By Brooke Crothers, ,
Published December 07, 2017
Though technology used for artificial intelligence and machine learning has been around for decades, only within the past few years is it starting to gain mainstream acceptance. For example, the iPhone has, since 2011, come with the intelligent personal assistant Siri, used for understanding speech. Android devices have Google Assistant and a speech-to-text tool called “Voice typing” that can be used with Google Docs.
Trint, which provides AI-based software to transcribe recorded audio, can return transcripts that are 98 percent correct in minutes at low cost, according to the company.
But transcribing the ramblings of a politician is a different matter.
“Trint is not dictation software, but rather speech-to-text technology that works from a vast corpus of training data,” Jeff Kofman CEO & Founder of Trint told Fox News. And humans are part of the equation. “Trint is a human-machine hybrid model: we push the boundaries of what A.I. technology is capable of by using humans to do the final pass as needed," he added.
Recently, Trint set up a challenge to see which prominent politicians are easiest for AI bots to understand. The challenge covered 14 “influential” politicians, including President Trump, former Secretary of State Hillary Clinton, U.S. Ambassador to the United Nations Nikki Haley, former President Barack Obama, Sen. Ted Cruz, R.-TX., Sen. John McCain, R.-AZ. and fictional politician Selena Meyer, played by actress Julia Louis-Dreyfus on HBO’s "Veep."
The company took audio recordings of their speeches and put them through its transcription software. The results were analyzed using the Word Error Rate (WER) standard, commonly used for measuring the accuracy of speech recognition. A transcription with a WER of 4.8, for example, is 4.8 percent inaccurate or 95.2 percent correct.
Who scored the highest?
Nikki Haley came in first, according to Trint, with an accuracy rating of 99.48 percent.
Former Secretary Clinton was second, with rating of 99.38 percent, while Louis-Dreyfus "Veep" character, Meyer, came in fourth, scording 98.74 percent.
“It’s worth noting that Julia Louis-Dreyfuss is a seasoned actress so it’s not surprising that her speech is clear and clean,” Trint added.
Who scored the lowest?
Trint said the lowest-scoring politicians had some common speech patterns.
Both House Minority Leader Nancy Pelosi and Trump have a tendency to swallow parts of a word when they speak, Kofman told Fox News.
In some cases, heavy accents hurt the results. Thanks to Cruz's Texas drawl, he ranked 13th place.

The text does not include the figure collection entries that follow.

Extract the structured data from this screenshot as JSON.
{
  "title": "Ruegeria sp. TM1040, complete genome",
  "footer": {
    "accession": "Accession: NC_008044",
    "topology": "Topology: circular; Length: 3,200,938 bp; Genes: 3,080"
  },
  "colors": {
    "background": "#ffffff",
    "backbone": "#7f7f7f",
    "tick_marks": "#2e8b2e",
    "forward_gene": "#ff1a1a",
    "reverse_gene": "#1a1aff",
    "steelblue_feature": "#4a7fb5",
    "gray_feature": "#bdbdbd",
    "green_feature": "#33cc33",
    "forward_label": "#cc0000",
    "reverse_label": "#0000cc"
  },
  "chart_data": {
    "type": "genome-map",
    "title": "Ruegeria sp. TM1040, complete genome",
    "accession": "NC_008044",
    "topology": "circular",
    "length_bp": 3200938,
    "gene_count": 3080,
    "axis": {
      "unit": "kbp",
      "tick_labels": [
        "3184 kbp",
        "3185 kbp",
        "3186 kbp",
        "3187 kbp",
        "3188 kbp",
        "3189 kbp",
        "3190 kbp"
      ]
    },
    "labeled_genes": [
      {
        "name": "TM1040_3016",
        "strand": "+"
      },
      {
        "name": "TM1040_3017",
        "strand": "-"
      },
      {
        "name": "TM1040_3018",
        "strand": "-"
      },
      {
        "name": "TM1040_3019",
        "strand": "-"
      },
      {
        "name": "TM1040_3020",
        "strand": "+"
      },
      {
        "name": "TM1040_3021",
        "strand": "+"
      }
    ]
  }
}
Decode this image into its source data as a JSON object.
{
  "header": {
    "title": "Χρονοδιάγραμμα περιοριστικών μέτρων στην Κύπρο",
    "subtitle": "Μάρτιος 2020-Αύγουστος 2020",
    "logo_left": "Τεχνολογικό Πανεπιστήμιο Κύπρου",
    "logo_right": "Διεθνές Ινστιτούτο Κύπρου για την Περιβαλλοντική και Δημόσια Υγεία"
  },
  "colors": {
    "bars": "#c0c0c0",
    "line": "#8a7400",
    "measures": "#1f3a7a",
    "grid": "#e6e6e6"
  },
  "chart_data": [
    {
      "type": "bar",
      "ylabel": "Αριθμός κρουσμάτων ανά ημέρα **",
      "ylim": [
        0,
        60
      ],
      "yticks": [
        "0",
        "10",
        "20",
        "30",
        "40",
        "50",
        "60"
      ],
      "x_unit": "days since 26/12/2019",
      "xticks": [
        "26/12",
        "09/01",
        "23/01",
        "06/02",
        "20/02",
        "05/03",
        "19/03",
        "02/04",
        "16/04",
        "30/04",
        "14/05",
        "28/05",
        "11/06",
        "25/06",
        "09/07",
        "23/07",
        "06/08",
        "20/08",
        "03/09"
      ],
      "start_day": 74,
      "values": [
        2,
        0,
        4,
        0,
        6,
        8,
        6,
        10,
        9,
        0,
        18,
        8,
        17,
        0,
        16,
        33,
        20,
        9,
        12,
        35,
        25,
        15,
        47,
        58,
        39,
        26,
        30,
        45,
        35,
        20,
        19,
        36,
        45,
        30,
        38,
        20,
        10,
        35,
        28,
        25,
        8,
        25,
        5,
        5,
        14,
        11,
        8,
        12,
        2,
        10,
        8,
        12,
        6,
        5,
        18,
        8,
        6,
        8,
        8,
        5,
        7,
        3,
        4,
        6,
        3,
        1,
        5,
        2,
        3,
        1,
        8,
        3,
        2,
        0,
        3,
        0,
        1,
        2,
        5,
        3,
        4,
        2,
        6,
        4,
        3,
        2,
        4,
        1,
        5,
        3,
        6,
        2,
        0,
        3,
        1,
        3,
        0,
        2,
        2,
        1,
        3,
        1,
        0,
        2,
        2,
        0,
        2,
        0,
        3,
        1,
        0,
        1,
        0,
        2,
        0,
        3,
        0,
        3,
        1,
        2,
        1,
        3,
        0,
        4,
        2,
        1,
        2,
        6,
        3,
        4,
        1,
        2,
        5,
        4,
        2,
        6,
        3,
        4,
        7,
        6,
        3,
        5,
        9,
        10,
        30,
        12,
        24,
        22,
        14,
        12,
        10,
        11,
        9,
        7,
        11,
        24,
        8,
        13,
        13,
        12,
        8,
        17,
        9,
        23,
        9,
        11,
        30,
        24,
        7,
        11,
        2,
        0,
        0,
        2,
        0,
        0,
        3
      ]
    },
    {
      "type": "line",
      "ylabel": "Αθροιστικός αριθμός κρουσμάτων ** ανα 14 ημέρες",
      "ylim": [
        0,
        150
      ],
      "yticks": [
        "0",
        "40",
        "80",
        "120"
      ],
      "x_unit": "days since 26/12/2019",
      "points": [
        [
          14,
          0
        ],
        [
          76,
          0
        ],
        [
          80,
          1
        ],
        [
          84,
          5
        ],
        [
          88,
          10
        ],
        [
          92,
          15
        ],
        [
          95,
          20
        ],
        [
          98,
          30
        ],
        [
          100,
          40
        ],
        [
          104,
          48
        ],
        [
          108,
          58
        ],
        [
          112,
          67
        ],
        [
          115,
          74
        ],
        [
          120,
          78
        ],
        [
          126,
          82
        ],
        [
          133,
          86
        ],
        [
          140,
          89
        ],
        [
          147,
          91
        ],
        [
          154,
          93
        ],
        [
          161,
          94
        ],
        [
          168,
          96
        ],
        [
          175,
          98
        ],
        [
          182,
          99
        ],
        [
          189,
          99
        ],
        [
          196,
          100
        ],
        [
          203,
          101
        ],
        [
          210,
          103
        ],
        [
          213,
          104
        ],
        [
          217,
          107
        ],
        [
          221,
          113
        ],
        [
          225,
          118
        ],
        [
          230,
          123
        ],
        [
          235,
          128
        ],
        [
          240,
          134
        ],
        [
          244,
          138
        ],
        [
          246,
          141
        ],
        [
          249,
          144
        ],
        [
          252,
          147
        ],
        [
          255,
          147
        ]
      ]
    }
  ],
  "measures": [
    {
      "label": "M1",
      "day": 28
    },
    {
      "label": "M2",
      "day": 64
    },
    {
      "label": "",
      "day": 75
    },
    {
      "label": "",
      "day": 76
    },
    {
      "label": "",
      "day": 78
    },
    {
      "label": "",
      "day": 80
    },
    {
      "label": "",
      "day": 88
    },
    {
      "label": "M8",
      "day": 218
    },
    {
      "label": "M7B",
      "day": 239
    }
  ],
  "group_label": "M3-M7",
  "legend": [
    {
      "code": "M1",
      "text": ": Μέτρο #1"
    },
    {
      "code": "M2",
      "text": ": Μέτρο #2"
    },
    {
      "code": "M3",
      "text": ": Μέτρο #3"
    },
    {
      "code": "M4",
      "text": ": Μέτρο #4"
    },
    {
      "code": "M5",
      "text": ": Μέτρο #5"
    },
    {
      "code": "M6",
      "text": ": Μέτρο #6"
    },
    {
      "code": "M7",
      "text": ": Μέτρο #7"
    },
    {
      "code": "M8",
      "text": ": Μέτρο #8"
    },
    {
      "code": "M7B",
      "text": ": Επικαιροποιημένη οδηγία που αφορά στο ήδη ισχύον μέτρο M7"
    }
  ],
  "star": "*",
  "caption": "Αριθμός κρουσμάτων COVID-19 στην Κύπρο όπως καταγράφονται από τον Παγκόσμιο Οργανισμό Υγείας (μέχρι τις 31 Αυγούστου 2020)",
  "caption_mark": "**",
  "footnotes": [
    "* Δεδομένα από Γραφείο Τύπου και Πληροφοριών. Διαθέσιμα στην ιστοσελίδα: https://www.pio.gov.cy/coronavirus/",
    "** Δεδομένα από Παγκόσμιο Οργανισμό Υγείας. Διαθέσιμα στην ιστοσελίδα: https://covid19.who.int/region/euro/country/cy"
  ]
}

President Trump ranked 11th at 97.89 percent. “Due to slow and measured way of speaking, President Trump has a far lower total word count than usual for a politician; 380 for this sample, where the average across all speakers is 486,” Kofman said.
“Additionally, he has a tendency to swallow some of the prefixes and suffixes of his words; for example, the word ‘incredible’ in the phrase ‘That's something. And I'm honored by your incredible support and grateful for your commitment to our shared cause’ was rendered as ‘credible,'" Kofman went on to say.
Pelosi came in last among the 15 politicians, with a 96.01 percent accuracy, according to Trint's findings.
Kofman added that the accuracy can also be affected simply by recording quality – which has nothing to do with person’s speech patterns. For example, some errors occurred because the Trint system missed words that were spoken away from the microphone.
“Even though Trump and Pelosi ranked lower than others they still come out really well in these samples for the Trint Index," Kofman said. "Human transcription doesn't do much better than that and takes a lot longer and costs multiples more."